Hirokazu Kore-eda's Still Walking opens with two generations of a family, an elderly mother and her adult daughter, peeling vegetables for dinner. The father of the family walks past them towards the door. The daughter, seeing this, asks him to buy milk at the local store, but he ignores her and carries on. Sensing her daughter's agitation, her mother explains that "he doesn't want the neighbours to see him with a shopping bag. Even at his age, he wants to be called 'Doctor'."
A
sense of keeping up appearances is the cause of most, if not all of the
long-held issues within this family, and each one is aired during the 24 hours
they are all gathered together in the same house, commemorating the death of
the first born son fifteen years earlier. The middle son, an art restorer married
to a widowed mother of one, barely speaks to his father, who disapproves of his
life choices; the daughter tries to convince her mother that she and her loud
family should move in to their house, while her mother wants to live a peaceful
life but can't bring herself to mention it; and the son's wife feels as if she
and her child are being treated as guests and not as part of the family, just
because she and her husband haven't had children of their own yet.
Much
of this drama is left to bubble under the surface, and Kore-eda's presence is
similarly muted, unobtrusively observing the minutiae of the family's
interactions as they spend time with each other. He tends to compose his shots
from the corners of rooms, generally using a table as a focal point, and only
cutting to close-ups to accentuate the gestures of his characters. During one
particularly emotional moment around the table, the family listen to the
parents' "special, romantic song" that the father doesn't remember
but the mother listens to every day.
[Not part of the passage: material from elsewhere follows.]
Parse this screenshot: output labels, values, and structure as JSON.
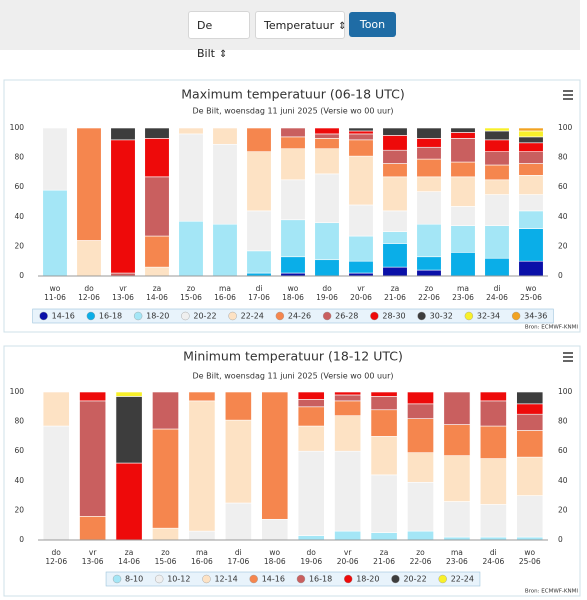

Kore-eda cuts from a wide shot of the table
to successive close-ups of each person as the song plays: the mother sings
along, her husband makes a point of wolfing down his food, and their son and
daughter-in-law both look around anxiously, seemingly the only two people in
the room aware of the moment's awkwardness; their step-grandson struggles to
contain his laughter.
Kore-eda's
main strength as a director is how keenly attuned he is to natural behaviour,
and as these characters talk around their individual issues for the sake of the
family, his unassuming style allows his actors space to deliver the nuanced performances
required to make it work. At one point, the family takes a photograph together,
and the only person who takes it seriously is the son's wife, who smiles
steadfastly at the camera as everybody else looks disinterested. Still
Walking is a film of small,
revealing moments such as these, but from them Kore-eda has crafted a profoundly
moving portrait of a family splintered by tragedy, just as it exists in the
world, with all the complexities and dysfunction that comes with that.